I'm not sure what to say except I had hoped by this age I'd be a whole lot more than I am--an adult. I don't feel like an adult; in fact, I feel like a kid running away from age. A weird and scary thought. It's how I've always been--terrified of maturity, but old in a lot of ways.

I've retreated into myself a lot these last few months, but I feel like I haven't been delving too deep, afraid of what sort of depression I might uncover. I'm the sort of person who, when she thinks too much, can really dig her own grave. And it's not even that I find my life to be terrible. It's just that I've always felt the highs and lows of life more intensely than others. Which is weird because I imagine a lot of people don't really see me. I was just waving and saying hi to someone from an exercise class and even though she was about 10 feet away in this quiet auditorium, she didn't see me.
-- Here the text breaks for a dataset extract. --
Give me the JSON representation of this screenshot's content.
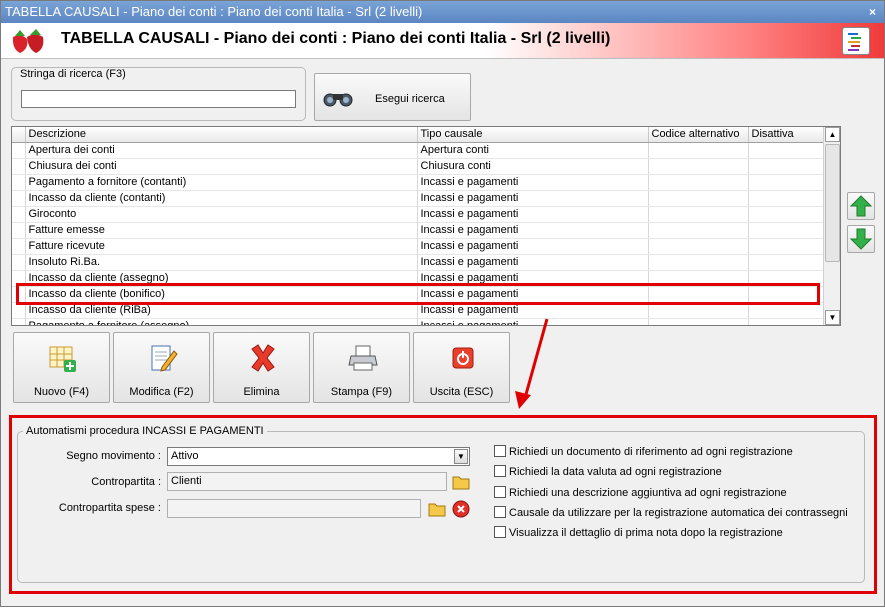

Sometimes I really enjoy being invisible. I suppose that's kind of strange.

Anyways, it's been a strange last few months. And I'm running my first marathon on Sunday. I haven't do e anything fun in months, so I'm looking forward to it. Just the fact that I consider running 26.2 miles fun should tell you a little something about me. I'm a glutton for punishment. At least, these days, I punish myself in better ways?
 
 
Current Location: Brooklyn college
Current Mood: contemplativecontemplative
 
 
 
Ardwynna Morriguardwynna_m on November 19th, 2009 11:52 pm (UTC)
I think a lot of people end up feeling not as old as their number says they are. Where do we get our ideas of how 20 or 25 or 30 are supposed to behave, and does anyone truly ever match that imaginary model? I think if at any point you're able to handle what responsibilities you take on, and solve conflict without resorting to a playground scuffle, that should be as 'adult' as you really need to be.
アダkazenokodomo on November 20th, 2009 12:44 pm (UTC)
"My biggest problem was my continuing lack of worldliness. Maybe if you concentrate on the fact that you are forty-one years old, I scolded my reflection, you'd remember to be more worldly!" -Julia Child

;) Don't let it get you down.
tringatringa on November 20th, 2009 01:45 pm (UTC)
While you are searching for your inner-adult there's plenty of 40-somethings looking for their inner-child. I think that is sadder (and funnier).

Enjoy! I think we are all other-worldly creatures and are sent here to experience this world's ups and downs as our home planet is rather dreary.